温妲轻轻的嗯了一下,又说道:“一万块对他们有钱人来说不算什么,但对我们普通人来说是两个月才能挣到的钱,你说这个世界上为什么不能多我们几个有钱人呢,又是仇富的一天。”
暮瓷眉眼弯弯,点头附和温妲说的话。
就在这时,走廊上有人喊她们过去。
温妲拉起暮瓷的手连忙过去,生怕慢了一秒一万块的小费飞走了。
两人走后,却不知道湖心亭里有人静静的看着她们的背影。
湖心亭是一座全榫卯的木楼,内里是听评弹的中式茶室。
“你们在看什么?”
一句含笑戏谑的声音传来。
站立着面色冷漠的男人转过身,他看向对面的人淡淡说道:“没看什么。”
知道他为人冷心冷情,男人抬头望向坐在檀木椅上的宋忱。
宋忱慢慢的收回视线,他端起茶杯用茶盖沿着边缘慢条斯理的浮沫,然后轻呷了一口茶。
他声音温和的说道:“在看一份很美很美的……礼物。”
“那我真想看看是什么礼物,竟让你说出很美这个词语?”
“曦承来了,你就能看到了。”
男人倚靠在红色的圆柱子上,双手环抱,嗤笑了一下,“所以这是你送给他的礼物。”
宋忱看向男人,意味深长地说道:“你说他会喜欢吗?”
男人微微垂眸,思忖了一会儿,再次抬眸的时候眼神微沉,“他不喜欢的,无论再贵,再美,他都不会要。”
宋忱摇了摇头,自信的说道:“打个赌怎么样?”
闻言,男人眼神亮了亮,颇有兴趣的说道:“赌什么?”
……
京城。
万申资本位于市中心的最高大厦。
复古风格的办公室里,天花板上悬顶着苍穹的玻璃水晶灯,金丝楠木的案桌上摆放着重要文件,资料档案。

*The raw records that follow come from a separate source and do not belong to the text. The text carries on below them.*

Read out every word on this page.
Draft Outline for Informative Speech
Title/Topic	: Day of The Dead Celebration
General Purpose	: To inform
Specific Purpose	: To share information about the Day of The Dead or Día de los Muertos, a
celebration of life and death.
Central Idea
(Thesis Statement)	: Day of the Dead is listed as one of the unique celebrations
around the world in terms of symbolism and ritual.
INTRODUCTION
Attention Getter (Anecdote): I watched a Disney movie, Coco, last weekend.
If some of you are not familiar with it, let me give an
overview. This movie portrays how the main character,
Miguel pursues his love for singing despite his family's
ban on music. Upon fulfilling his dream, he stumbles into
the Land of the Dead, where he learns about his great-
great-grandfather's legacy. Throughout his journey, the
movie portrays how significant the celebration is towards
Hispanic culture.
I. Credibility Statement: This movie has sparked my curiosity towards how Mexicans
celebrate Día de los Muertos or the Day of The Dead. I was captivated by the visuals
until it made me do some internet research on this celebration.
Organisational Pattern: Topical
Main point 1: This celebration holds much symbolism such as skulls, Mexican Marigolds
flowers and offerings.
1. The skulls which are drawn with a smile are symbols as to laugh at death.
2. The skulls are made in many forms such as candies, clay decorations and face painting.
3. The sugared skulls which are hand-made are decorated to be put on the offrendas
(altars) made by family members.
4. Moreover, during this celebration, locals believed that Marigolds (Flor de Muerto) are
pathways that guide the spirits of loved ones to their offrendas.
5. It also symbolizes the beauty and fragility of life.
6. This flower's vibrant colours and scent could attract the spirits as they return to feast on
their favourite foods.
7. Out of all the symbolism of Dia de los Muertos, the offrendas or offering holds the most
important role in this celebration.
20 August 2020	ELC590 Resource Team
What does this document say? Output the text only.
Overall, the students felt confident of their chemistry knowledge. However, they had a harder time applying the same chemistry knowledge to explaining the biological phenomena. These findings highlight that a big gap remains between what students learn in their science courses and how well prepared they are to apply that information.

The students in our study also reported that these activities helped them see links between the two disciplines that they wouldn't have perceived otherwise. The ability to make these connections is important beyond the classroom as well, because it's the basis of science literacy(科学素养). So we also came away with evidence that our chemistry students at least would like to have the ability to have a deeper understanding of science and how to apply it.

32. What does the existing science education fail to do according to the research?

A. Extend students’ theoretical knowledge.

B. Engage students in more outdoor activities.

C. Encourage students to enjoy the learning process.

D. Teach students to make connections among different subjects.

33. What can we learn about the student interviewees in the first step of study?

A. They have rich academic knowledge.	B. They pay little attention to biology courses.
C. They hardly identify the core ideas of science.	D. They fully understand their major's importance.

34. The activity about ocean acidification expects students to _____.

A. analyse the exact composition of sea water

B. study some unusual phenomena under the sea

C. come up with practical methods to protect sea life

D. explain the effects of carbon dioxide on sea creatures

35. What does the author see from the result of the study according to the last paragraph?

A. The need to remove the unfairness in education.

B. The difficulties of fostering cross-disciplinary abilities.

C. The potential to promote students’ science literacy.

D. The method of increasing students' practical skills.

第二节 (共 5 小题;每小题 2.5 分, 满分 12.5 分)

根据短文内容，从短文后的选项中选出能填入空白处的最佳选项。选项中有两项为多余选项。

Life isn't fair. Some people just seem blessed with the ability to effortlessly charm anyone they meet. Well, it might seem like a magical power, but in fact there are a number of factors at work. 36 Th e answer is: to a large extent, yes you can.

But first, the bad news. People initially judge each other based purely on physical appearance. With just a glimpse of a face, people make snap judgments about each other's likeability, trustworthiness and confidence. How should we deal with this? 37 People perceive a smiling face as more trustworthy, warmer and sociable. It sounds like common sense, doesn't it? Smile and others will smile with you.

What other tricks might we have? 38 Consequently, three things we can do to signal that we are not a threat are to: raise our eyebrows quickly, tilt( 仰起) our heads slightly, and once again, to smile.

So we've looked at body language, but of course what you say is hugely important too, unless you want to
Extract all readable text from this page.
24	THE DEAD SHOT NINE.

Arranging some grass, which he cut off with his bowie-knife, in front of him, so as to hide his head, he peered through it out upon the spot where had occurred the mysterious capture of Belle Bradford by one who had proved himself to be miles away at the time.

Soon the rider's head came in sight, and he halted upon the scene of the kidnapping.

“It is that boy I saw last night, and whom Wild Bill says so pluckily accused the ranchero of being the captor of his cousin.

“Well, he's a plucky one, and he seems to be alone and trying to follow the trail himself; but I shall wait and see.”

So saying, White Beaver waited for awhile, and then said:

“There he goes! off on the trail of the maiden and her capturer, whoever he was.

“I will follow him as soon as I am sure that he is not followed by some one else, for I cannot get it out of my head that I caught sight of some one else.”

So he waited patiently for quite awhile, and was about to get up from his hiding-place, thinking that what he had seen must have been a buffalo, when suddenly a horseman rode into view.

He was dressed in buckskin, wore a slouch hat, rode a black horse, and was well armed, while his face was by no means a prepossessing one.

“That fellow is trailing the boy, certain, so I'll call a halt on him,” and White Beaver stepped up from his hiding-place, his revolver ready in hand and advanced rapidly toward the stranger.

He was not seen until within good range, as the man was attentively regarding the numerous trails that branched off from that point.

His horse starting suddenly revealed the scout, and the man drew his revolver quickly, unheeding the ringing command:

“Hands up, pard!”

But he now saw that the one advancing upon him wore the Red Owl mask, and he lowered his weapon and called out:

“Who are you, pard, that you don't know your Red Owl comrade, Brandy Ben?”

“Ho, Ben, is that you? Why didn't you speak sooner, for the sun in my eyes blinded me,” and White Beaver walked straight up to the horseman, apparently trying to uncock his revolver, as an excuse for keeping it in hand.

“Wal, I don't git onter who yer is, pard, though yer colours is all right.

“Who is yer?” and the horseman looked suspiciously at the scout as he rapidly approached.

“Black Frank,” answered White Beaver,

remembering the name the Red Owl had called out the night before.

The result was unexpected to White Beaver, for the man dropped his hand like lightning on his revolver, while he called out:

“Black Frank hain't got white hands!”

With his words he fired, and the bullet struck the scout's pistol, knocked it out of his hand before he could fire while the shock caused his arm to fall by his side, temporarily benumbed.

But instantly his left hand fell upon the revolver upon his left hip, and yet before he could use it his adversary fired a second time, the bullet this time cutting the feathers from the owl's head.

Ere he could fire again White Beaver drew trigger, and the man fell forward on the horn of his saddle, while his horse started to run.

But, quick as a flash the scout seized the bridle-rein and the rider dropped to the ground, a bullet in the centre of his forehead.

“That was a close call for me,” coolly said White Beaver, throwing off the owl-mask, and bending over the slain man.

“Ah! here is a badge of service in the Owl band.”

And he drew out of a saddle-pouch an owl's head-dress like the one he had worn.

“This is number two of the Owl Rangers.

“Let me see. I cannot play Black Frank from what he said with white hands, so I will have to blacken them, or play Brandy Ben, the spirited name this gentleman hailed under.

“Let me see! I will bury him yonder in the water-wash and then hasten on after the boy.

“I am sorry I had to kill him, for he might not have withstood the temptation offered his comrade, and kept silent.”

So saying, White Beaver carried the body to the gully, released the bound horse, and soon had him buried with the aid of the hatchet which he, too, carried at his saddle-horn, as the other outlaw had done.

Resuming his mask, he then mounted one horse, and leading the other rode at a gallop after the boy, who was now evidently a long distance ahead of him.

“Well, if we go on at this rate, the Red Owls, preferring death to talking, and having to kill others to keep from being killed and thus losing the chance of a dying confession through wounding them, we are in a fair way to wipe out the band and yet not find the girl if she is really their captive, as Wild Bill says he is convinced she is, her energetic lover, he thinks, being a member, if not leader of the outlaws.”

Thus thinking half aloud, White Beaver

已经站立了一个小时的傅观澜,渐渐的失去耐心,他腿都要僵硬了。
“堂哥什么时候才能睡醒?如晦?”
傅观澜开口说道,他看向坐在沙发上低头看时间的人。
堂哥真的有够过分的,竟然让如晦守着他罚站,这到底是有多不信任他。
如晦也拿不定傅先生的主意,时间已经过去了十分钟,傅先生还没睡醒。
他猜测……大概是之前拿下北城新区地皮的事,先生那几天昼夜不停的工作。
这时傅观澜又说道:“如晦,你到底有没有听我说话?”
如晦看向傅观澜,低声道:“观澜少爷,先生睡觉的时候不喜打扰。”
傅观澜还想说什么,休息室的门突然传来开门的声音。
穿着墨色睡袍的男人走出来,行至檀木太师椅前坐下来,男人修长的双腿微微交叠,举手投足之间透着优雅绅士的矜贵。
“先生。”如晦立即起身,候在旁边观察男人的神色。
傅曦承足足睡了三个小时,比以前的睡眠时间多上了一个小时,明亮柔和的光线照在他冷峻的脸上,鼻梁高挺,深邃的眉眼慵懒恣意。
心情算不上好,但也不差。
至少不会天子之怒,伏尸百万,流血千里。
傅观澜谄媚的说道:“堂哥,我真的知道错了,我再也不和别人争女人了。”
争不过,也打不过。
他还是当条吃喝玩乐的单身狗吧!
闻言,傅曦承深沉平静的眸子微动,薄唇微微启动了一下。
“没用的东西。”
磁沉的声音不怒自威。
傅观澜心里发怵,低头不敢说话。
如晦看了一眼傅观澜,也不怪先生会这么说,是真的没用。
“堂哥。”傅观澜窝囊的说道:“我……”
这时如晦给了一个眼神傅观澜,他才注意到傅曦承的长指持着手机看,似乎是在看什么信息。
半晌,傅曦承把手机放在桌面上,性感的喉咙微微滚动,声音温沉说道:“你父亲刚发信息给我,他给你两个选择,要么扫地出门,要么你去申城分公司工作。”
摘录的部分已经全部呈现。